Swipe Tourism Trouble

BREAKINGE NEWS: The Central Bank convened with the Commercial banks yesterday, in the presence of MinLab, representing MinFin, and agreed to extend the cap on ATMs withdrawals to $400 or $500, how much exactly is to be advised in the coming few days. Common sense prevailed, my compliments to all involved. This better decision makes my column for today obsolete, but I am posting it anyway, because I can!

This is what I wrote yesterday: The latest decision by the Central Bank to put a cap on ATM withdrawals constitutes collective punishment, which is always the easiest, and always the least effective. Let’s just ground everyone without addressing the issue, or fixing anything. CLA. So what do you suggest, Mr. Central Banker? For North American tourists to use their credit cards, right? Do you think that the beach bums operating the banana boat take credit cards? How can papa tourist explain to his kid that he has no cash in his pocket for a fun watersport ride, while on a family vacation? And mom wants to get a massage at an excellent spa that guess what, has no plastic facilities. All these small annoyances add up, and visitors are inconvenienced big time. So don’t brush it off, it is a major hassle. Aruba is not a totalitarian regime, nor is it a dictatorship, and you can’t tell anyone how much money they should carry around in their pocket and in which form; this is their money, and they should have unlimited access to it. That said, I understand that the Commercial Banks were against the cap imposition, but the Central Bank bullied the decision through with the promise to review in 6 months, which is light-years away. Our banks really don’t care about the rush on the ATMs because when they settle with the international credit cards companies they get their dollars back. Not exactly, they care about the long lines and the constant outflow of dollars that results in empty ATMs and bad service. BUT it’s the Central Bank which is applying the brakes, to prevent its dollar reserves from being depleted, because then the country won’t have enough currency to pay for the importation of goods and services, and it will affect our BP, our sacred balance of payments. Aruba is an easy target for the desperate Venezuelans, determined to survive, and the Central Bank decided to fight back on our behalf to restore law and order, which is a very positive development, but why by means of collective punishment involving our European and North American visitors??

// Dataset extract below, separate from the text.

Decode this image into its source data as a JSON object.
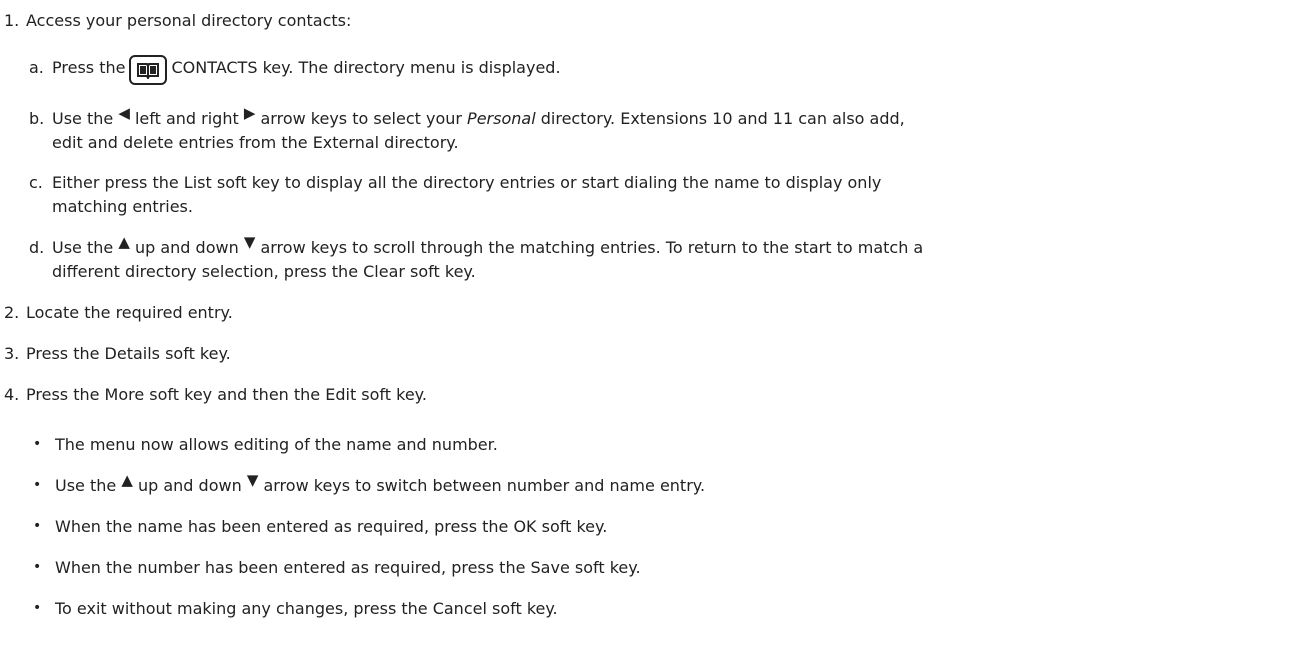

OUR SUGGESTION: Can’t the ATMs recognize and differentiate between cards? The machine knows if you’re in Miami, Amsterdam, Berlin or Caracas. It’s no rocket science.  They are using a bin number to prevent locals from withdrawing US dollars already; they could do the same with Venezuelan credit cards WITHOUT inconveniencing the masses. Think about it, if you limit the Venezuelan cards to $200 a day, they will stay THREE TIMES longer. And incidentally, if visitors get florins and convert those into dollars paying a 1.3% exchange tax, it means more than a quarter million dollars income for the Central Bank.

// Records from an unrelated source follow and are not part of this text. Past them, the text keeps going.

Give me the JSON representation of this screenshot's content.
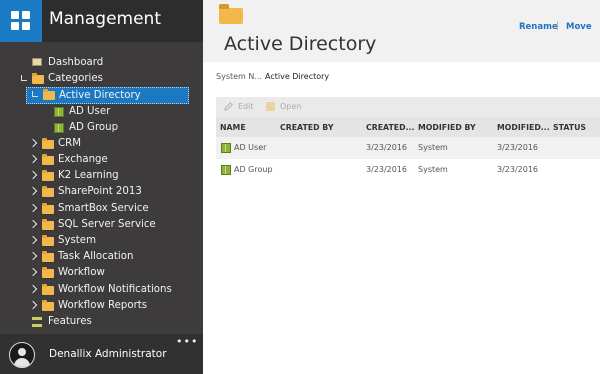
{
  "app": {
    "title": "Management",
    "brand_color": "#1a7ac3"
  },
  "sidebar": {
    "items": [
      {
        "label": "Dashboard",
        "icon": "dashboard-icon"
      },
      {
        "label": "Categories",
        "icon": "folder-icon"
      },
      {
        "label": "Active Directory",
        "icon": "folder-icon",
        "selected": true
      },
      {
        "label": "AD User",
        "icon": "smartobject-icon"
      },
      {
        "label": "AD Group",
        "icon": "smartobject-icon"
      },
      {
        "label": "CRM",
        "icon": "folder-icon"
      },
      {
        "label": "Exchange",
        "icon": "folder-icon"
      },
      {
        "label": "K2 Learning",
        "icon": "folder-icon"
      },
      {
        "label": "SharePoint 2013",
        "icon": "folder-icon"
      },
      {
        "label": "SmartBox Service",
        "icon": "folder-icon"
      },
      {
        "label": "SQL Server Service",
        "icon": "folder-icon"
      },
      {
        "label": "System",
        "icon": "folder-icon"
      },
      {
        "label": "Task Allocation",
        "icon": "folder-icon"
      },
      {
        "label": "Workflow",
        "icon": "folder-icon"
      },
      {
        "label": "Workflow Notifications",
        "icon": "folder-icon"
      },
      {
        "label": "Workflow Reports",
        "icon": "folder-icon"
      },
      {
        "label": "Features",
        "icon": "features-icon"
      }
    ]
  },
  "user": {
    "name": "Denallix Administrator",
    "more": "•••"
  },
  "header": {
    "title": "Active Directory",
    "actions": {
      "rename": "Rename",
      "separator": "|",
      "move": "Move"
    }
  },
  "info": {
    "label": "System N...",
    "value": "Active Directory"
  },
  "toolbar": {
    "edit": "Edit",
    "open": "Open"
  },
  "table": {
    "columns": [
      "NAME",
      "CREATED BY",
      "CREATED...",
      "MODIFIED BY",
      "MODIFIED...",
      "STATUS"
    ],
    "rows": [
      {
        "name": "AD User",
        "created_by": "",
        "created": "3/23/2016",
        "modified_by": "System",
        "modified": "3/23/2016",
        "status": ""
      },
      {
        "name": "AD Group",
        "created_by": "",
        "created": "3/23/2016",
        "modified_by": "System",
        "modified": "3/23/2016",
        "status": ""
      }
    ]
  }
}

PIERRE RAFINI: The makers of the ATMs, NCR and Diebold, as well as the software companies in charge of connectivity Maestro & Cirrus, do not facilitate discrimination, and do not offer card recognition features, to exclude Venezuelan cards. The island would be better off just slowing these tourists down at the border, by imposing greater cash requirement, so they must come in with money. Additionally, limit the number of flights and air-seats, to reduce the number of visitors coming in.

Just to give you an idea:

* Traffic from Venezuela was up by 34.6% from 30,009 stopovers in October 2014 to 40,387 in October 2015.

* In the first ten months of 2015 traffic from Venezuela grew by 44.5% compared to the first ten months of 2014 from 187,467 stopovers to 270,889.

We’re talking at least 20 million dollars a month, in Venezuelan credit card charges.